By chance, I recently happened to meet a fellow San Diegan, Paul Franke, who has in his garage a collection of 22,000 license plates. Of course, I was interested in seeing that, and he was kind enough to invite me over and spend an afternoon showing it to me.
I hadn't realized how popular license plate collecting is. The Automobile License Plate Collectors Association
has almost 3000 members, and it holds an annual national convention, as well as smaller regional ones. But even within this large community of collectors, Paul's collection of 22,000 plates is very impressive.

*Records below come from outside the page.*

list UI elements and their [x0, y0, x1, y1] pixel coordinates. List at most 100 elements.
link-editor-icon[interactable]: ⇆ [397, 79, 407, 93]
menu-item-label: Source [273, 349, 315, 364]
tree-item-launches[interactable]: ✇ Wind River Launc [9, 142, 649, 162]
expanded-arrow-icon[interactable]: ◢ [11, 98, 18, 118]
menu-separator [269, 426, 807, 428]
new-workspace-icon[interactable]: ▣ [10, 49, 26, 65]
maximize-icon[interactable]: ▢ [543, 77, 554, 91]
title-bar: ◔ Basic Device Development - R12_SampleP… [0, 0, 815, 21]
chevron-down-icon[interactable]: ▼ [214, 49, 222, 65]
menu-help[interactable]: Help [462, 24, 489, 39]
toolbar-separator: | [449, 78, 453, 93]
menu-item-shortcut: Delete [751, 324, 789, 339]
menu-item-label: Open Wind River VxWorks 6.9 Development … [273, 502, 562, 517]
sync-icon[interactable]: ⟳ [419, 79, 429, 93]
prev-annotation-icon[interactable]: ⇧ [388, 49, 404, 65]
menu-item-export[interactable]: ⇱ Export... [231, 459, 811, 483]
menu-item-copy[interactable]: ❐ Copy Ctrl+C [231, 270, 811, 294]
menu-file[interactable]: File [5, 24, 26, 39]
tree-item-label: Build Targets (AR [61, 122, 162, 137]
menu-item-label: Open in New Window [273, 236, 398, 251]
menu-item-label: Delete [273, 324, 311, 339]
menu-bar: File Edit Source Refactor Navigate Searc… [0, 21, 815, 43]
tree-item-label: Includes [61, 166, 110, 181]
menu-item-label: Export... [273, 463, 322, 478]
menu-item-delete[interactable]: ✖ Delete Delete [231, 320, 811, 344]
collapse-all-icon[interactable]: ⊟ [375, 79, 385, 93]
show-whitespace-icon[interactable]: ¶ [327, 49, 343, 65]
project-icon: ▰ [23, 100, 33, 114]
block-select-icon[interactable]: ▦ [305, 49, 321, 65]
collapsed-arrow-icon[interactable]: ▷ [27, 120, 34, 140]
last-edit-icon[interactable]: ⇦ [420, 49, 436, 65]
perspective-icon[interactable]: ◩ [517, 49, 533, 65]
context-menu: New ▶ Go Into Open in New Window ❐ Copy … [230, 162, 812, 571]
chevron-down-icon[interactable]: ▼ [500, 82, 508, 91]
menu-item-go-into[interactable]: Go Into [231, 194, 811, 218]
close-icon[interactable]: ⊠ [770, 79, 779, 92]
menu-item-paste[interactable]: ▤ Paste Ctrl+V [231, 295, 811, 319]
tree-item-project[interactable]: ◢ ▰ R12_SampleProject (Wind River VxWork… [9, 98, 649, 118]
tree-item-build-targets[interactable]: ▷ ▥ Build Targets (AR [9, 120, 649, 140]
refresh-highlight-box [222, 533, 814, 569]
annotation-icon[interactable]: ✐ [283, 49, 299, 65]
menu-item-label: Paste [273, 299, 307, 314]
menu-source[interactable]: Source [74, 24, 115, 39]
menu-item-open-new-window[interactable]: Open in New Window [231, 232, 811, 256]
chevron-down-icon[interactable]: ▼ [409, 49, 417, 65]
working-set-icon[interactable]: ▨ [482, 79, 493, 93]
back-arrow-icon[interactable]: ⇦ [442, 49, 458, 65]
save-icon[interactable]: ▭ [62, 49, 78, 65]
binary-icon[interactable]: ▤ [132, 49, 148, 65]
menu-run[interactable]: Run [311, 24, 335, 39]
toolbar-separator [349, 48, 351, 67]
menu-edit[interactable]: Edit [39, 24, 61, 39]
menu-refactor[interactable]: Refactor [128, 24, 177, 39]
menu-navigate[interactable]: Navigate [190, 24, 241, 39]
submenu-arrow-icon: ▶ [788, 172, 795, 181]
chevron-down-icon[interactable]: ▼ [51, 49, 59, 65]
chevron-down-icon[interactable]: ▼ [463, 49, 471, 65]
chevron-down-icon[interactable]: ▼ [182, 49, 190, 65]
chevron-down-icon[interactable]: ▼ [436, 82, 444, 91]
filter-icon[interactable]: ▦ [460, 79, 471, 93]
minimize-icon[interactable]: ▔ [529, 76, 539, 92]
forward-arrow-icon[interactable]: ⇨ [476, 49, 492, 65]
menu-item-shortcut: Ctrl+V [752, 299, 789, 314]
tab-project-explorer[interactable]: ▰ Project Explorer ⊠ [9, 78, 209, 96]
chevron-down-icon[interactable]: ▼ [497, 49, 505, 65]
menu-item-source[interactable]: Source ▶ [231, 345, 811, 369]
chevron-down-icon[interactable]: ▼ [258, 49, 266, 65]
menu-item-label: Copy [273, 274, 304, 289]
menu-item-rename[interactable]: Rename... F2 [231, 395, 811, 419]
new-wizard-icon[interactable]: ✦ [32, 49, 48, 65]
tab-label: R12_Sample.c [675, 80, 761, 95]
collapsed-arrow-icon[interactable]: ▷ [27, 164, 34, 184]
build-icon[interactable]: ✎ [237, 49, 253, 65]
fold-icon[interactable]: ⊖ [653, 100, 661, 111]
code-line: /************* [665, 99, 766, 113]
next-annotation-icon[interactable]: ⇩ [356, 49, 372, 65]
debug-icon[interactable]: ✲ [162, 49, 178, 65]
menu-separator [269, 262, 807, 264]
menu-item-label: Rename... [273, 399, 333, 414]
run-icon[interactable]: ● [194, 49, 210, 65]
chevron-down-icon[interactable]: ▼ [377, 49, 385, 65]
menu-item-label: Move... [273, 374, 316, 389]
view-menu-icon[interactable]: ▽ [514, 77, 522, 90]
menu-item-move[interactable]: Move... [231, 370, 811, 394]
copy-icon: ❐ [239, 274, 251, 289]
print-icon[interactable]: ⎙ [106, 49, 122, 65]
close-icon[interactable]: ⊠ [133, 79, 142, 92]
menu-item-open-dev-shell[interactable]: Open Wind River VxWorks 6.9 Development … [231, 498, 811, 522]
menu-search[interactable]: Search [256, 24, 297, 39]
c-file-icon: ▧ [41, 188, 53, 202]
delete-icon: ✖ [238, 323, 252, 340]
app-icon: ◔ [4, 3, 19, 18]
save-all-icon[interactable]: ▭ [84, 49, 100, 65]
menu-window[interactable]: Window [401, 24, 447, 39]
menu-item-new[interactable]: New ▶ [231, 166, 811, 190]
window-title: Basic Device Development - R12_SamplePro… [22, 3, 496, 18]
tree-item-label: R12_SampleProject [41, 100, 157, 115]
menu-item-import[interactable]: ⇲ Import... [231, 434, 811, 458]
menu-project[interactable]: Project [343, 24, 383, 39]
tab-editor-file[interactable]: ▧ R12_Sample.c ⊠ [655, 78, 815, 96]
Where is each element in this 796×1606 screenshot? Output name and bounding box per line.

Guinness lists the largest collection of license plates in the world
as being that of Péter and Tamás Kenyeres who have 11,345 plates. Seeing that, I wondered if Paul actually had the true world record. But no, he assures me that Guinness is wrong. While his collection is undeniably large, he doubts it's even the biggest in San Diego County, and this BBC article
indicates there's a collector in Florida with over 50,000 plates.

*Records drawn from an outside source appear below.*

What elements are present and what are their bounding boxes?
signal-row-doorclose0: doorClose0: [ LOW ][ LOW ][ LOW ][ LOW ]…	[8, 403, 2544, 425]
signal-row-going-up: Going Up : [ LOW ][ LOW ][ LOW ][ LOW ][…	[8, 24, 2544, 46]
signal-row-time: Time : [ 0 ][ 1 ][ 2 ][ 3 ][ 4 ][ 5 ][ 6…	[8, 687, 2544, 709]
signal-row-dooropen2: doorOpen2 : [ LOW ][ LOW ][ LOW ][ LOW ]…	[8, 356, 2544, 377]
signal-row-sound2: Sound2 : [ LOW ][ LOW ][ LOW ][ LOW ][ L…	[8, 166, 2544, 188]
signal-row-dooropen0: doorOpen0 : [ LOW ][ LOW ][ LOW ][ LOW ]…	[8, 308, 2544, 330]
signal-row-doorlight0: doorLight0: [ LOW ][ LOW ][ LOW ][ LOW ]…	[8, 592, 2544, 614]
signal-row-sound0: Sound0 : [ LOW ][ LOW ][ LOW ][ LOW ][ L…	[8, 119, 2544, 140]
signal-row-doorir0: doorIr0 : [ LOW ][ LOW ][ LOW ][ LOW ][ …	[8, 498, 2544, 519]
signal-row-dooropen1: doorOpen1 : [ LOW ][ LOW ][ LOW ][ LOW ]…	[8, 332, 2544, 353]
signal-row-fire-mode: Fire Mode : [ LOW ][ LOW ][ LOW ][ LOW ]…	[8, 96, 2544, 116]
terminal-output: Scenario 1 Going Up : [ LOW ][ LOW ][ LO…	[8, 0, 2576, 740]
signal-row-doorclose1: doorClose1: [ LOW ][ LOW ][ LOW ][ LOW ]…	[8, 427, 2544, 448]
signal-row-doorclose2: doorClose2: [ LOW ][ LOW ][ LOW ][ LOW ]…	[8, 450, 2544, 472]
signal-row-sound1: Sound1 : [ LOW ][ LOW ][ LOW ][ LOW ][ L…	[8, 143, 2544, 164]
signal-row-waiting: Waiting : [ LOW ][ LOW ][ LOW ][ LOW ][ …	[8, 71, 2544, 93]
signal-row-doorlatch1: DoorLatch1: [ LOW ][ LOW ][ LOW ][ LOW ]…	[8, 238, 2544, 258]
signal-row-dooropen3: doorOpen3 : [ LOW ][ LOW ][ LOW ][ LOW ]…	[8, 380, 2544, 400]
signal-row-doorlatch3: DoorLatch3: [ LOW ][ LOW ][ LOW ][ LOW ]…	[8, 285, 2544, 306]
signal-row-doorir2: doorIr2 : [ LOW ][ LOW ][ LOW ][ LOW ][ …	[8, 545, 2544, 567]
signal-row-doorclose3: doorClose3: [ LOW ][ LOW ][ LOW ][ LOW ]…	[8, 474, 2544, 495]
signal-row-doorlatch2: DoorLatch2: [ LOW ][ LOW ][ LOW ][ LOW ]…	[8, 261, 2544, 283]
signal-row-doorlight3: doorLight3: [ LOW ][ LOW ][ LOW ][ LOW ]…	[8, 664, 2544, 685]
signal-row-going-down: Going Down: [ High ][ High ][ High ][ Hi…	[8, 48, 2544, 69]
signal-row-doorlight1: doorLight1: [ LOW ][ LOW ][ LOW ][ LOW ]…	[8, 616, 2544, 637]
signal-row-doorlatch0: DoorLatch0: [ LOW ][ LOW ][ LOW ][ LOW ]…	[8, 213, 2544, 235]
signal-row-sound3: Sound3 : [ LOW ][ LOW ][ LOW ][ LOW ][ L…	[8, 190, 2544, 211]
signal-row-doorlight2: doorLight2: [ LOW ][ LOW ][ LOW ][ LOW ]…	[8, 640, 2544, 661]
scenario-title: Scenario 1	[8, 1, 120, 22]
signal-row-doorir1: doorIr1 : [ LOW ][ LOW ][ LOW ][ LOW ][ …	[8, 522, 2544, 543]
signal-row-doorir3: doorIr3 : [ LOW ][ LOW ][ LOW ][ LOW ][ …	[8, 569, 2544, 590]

Paul stores his license plates thematically. Along one wall (above left) he has boxes of plates arranged by state. (He long ago acquired plates from every state.) On another wall (above right) he has boxes of plates with more random themes. For instance, he has a box of error plates. Can you spot the errors in the examples below?
(scroll to the bottom of this post for the answers)
Some of the more offbeat themes he has include:
(it's actually amazing these made it past the censors at the DMV, since they're quite puritanical):
Paul occasionally goes to the plate conventions, and when he does he usually puts together a display board to show off a part of his collection. Both of the boards below won prizes. This first one features more 8s (strings of them).
While this second one shows sets of matching plates from different states. Pause to consider how difficult it must be to find these matches. In order to recognize a match, when he's out searching through junkyards or antique stores, Paul has to remember all the plates he has back at home, which he admitted that he is, indeed, able to do. I asked if he has a computer database of his collection. But no, it's all in his head.
Paul is now 69 and he's been collecting plates for, essentially, his entire life. In fact, he still has the very first plate he ever owned, which hung on his tricycle when he was 4.
Below is Paul at the age of 17, back in 1967, with his first car. He still has the plate from it.
If you ask him what his oldest plate is, this is what he shows you:
(Though, if I recall, the actual oldest plate he owns is a California plate dating back to around 1905.)
One of his favorite plates is his "ICE HOLE" plate (bottom left), which was a vanity plate that he personally ordered from the DMV while he was working as a driver for an ice company. He says the DMV initially resisted giving it to him, since it sounded too much like A** Hole, but he convinced them that it was work-related. Later, he found a matching plate from Alaska.
He has so many plates, that he was even able to put together a greeting for me:
Answers to the error plates: (top left) upside-down M; (top right) upside-down S; (bottom-left) upside-down W; (bottom-right) upside-down 8.